I found an interesting survey for English dialects that got me thinking about different character voices: Games With Words: Which English?

It's apparently an algorithm they're designing to map out the differences in English grammar around the world. It seemed pretty accurate. Even its second guess at my native language was pretty good (Dutch. My mother was raised by a Dutchman).

I am curious to see how accurate it is with everyone else. 

Edit: Is this is the wrong section?


----------



## Butterfly (Aug 26, 2014)

Well, I got English as a first language, which was correct. It guessed at New Zealand, then Australia for dialect and was way out. Wrong side of the world for me as I actually live in the UK and have unfortunately never been to those places. It's third guess was South Africa, never been there either.


----------



## CupofJoe (Aug 27, 2014)

I love this... No idea how accurate it is but it did at least guess I'm UK based.

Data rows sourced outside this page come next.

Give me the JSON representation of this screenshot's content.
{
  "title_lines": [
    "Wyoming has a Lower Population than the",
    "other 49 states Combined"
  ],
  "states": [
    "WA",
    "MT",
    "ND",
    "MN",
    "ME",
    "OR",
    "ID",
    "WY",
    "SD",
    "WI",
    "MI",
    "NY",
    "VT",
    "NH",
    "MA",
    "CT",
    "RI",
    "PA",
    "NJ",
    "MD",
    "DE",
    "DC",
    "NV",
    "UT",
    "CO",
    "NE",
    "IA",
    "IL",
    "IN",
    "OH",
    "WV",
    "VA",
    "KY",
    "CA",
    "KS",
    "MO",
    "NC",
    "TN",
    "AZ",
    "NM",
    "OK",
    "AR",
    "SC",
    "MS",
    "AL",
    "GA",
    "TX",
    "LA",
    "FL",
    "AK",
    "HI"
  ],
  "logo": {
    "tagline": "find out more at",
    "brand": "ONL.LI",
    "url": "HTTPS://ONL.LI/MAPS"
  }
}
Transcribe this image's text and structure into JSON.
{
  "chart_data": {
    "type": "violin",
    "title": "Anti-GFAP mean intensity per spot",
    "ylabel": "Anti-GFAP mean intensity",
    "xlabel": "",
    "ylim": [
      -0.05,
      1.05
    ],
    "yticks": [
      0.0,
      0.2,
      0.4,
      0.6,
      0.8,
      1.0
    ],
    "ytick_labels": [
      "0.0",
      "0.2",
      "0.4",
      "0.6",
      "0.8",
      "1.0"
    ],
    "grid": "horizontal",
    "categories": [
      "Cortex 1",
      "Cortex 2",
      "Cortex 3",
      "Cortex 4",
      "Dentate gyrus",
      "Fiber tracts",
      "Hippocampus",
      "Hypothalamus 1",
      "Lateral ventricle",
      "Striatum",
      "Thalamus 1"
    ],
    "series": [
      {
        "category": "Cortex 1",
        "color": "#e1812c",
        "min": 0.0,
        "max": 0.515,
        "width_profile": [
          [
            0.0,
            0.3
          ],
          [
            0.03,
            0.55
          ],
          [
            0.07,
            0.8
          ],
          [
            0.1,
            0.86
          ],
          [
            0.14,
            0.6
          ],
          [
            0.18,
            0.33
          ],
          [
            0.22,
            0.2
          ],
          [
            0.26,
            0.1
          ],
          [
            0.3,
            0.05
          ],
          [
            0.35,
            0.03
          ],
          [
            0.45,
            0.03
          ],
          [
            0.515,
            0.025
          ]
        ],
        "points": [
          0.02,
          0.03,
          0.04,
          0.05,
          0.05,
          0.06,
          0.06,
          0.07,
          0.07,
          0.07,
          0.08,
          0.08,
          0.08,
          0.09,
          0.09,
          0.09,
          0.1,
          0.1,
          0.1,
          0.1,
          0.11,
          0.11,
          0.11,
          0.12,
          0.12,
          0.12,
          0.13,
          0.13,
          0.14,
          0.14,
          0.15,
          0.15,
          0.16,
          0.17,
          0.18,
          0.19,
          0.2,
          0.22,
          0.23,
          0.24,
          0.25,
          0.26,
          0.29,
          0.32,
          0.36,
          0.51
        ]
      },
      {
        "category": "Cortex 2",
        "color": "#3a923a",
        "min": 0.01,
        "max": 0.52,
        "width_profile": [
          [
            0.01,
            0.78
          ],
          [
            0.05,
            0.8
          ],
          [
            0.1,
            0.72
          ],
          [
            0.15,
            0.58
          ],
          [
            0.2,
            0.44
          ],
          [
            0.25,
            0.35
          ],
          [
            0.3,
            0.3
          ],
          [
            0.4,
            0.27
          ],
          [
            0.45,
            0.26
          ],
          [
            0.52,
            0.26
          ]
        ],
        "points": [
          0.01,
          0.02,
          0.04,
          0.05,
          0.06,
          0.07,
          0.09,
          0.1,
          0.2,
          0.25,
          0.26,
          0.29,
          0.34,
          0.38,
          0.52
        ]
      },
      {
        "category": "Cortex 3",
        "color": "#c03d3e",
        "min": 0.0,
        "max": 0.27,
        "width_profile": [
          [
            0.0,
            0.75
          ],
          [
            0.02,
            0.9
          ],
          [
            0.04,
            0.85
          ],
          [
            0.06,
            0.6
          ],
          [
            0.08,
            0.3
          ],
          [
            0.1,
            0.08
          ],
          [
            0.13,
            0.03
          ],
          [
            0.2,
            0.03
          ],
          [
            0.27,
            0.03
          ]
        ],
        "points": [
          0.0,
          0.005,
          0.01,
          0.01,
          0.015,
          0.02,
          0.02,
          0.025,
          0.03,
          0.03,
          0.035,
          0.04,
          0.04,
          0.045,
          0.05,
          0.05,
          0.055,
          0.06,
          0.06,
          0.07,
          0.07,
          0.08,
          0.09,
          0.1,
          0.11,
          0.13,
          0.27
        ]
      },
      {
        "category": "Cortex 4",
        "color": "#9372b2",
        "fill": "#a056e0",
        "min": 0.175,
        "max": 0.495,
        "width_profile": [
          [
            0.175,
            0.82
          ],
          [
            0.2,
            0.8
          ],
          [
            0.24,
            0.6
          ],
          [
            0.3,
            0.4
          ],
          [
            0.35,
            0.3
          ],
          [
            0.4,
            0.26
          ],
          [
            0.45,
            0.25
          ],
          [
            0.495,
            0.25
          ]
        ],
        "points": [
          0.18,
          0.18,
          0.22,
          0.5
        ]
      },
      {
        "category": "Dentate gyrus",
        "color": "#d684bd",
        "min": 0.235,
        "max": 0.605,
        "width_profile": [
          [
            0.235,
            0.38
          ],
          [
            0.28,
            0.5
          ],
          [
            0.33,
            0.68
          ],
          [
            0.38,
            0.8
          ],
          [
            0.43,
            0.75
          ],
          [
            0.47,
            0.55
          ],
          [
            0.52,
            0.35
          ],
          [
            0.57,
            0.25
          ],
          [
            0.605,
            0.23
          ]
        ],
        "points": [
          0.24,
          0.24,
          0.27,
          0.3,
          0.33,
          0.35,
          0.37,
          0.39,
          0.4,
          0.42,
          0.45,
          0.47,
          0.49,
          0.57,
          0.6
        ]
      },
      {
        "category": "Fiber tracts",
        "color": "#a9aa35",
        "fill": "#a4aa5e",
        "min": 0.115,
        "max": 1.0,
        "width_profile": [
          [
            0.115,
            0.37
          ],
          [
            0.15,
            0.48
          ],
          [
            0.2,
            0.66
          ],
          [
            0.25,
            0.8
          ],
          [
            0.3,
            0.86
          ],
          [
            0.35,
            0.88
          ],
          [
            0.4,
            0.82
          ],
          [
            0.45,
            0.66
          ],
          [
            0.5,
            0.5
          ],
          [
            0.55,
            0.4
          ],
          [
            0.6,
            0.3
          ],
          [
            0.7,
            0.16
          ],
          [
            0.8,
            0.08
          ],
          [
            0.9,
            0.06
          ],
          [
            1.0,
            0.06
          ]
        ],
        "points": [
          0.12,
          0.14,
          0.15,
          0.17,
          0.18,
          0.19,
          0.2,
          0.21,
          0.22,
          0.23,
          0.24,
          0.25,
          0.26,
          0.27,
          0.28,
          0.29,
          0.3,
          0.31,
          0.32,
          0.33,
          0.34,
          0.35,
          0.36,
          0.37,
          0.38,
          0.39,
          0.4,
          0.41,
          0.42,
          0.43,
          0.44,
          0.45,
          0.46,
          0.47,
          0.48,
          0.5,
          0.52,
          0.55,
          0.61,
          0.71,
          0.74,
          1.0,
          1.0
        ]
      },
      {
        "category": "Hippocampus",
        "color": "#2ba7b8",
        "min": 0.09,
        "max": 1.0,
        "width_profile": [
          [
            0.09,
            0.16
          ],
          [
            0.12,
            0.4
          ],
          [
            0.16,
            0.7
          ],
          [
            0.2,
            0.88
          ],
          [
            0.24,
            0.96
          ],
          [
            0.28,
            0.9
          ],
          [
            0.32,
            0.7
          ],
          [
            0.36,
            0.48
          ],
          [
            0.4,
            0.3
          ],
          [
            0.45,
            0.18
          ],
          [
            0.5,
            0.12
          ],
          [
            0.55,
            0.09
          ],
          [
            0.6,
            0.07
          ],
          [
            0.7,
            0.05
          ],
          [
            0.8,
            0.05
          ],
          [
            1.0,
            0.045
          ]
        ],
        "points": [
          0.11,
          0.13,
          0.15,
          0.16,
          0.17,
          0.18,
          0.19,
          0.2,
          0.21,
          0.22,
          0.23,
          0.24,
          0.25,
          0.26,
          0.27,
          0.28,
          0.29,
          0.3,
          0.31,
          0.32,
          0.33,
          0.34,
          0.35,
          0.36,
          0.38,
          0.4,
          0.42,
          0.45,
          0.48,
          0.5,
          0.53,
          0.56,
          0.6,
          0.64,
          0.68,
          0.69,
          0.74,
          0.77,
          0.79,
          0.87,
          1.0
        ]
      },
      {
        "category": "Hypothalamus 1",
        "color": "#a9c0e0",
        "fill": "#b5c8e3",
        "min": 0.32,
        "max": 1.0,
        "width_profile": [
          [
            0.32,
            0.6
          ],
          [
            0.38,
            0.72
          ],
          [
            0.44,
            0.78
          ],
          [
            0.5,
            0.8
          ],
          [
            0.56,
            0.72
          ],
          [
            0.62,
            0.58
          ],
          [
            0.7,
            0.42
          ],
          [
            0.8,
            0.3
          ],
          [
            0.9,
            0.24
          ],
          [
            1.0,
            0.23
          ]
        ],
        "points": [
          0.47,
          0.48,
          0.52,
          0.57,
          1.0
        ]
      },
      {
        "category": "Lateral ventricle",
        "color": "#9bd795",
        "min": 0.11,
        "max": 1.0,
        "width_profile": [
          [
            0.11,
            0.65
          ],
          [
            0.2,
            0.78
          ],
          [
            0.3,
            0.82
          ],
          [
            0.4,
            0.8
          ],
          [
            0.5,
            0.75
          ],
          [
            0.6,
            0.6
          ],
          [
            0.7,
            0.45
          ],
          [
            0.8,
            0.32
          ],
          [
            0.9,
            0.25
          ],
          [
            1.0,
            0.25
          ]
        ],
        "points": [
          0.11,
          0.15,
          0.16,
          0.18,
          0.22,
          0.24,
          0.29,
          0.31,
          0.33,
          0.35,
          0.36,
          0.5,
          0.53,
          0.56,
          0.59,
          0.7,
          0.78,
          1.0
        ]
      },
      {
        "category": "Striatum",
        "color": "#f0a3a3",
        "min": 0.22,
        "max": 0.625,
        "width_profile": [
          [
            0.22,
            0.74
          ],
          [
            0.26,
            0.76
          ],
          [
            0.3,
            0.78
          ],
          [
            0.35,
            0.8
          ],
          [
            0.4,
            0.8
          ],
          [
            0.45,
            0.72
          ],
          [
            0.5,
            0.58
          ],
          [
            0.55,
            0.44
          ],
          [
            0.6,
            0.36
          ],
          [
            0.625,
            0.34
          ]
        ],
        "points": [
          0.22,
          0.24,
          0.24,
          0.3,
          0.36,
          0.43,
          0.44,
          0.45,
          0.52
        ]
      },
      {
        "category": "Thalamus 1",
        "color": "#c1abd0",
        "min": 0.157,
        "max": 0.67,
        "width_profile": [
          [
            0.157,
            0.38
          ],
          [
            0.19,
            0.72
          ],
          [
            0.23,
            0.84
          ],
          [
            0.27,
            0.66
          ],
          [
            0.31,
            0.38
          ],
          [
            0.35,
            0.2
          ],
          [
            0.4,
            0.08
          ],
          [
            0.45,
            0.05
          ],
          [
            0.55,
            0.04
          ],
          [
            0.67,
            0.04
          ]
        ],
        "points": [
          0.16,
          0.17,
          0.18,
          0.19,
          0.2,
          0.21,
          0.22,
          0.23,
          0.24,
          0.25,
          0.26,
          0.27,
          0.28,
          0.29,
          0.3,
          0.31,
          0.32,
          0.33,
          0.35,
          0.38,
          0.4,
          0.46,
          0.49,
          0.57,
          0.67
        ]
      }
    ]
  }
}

> Our top three guesses for your native (first) language:?
> 1. English
> 2. Dutch
> 3. Swedish
> ...


----------



## Gryphos (Aug 27, 2014)

It got my dialect right.

1) English
2) New Zealandish
3) South African

But for some reason it thought my native language was Finnish...

1) Finnish
2) English
3) German


----------



## Noma Galway (Aug 27, 2014)

> Our top three guesses for your English dialect:
> 1. American (Standard)
> 2. Canadian
> 3. Australian
> ...


It got my dialect right, and I love what it's second and third guesses are for my first language (I studied Scandinavian languages as a kid .


----------



## DaFlaminUnicorn (Aug 31, 2014)

Got my language right, English. And it got my dialect right but it guessed Singaporean and Black vernacular as well.


----------



## Mythopoet (Aug 31, 2014)

> Our top three guesses for your English dialect:?
> 1. American (Standard)
> 2. Canadian
> 3. US Black Vernacular / Ebonics
> ...



First guesses were right.


----------



## Chilari (Aug 31, 2014)

It got it spot on for me. English, with England, Wales and Scotland as dialect guesses. I live in England, not far from Wales, and have Scottish relations.


----------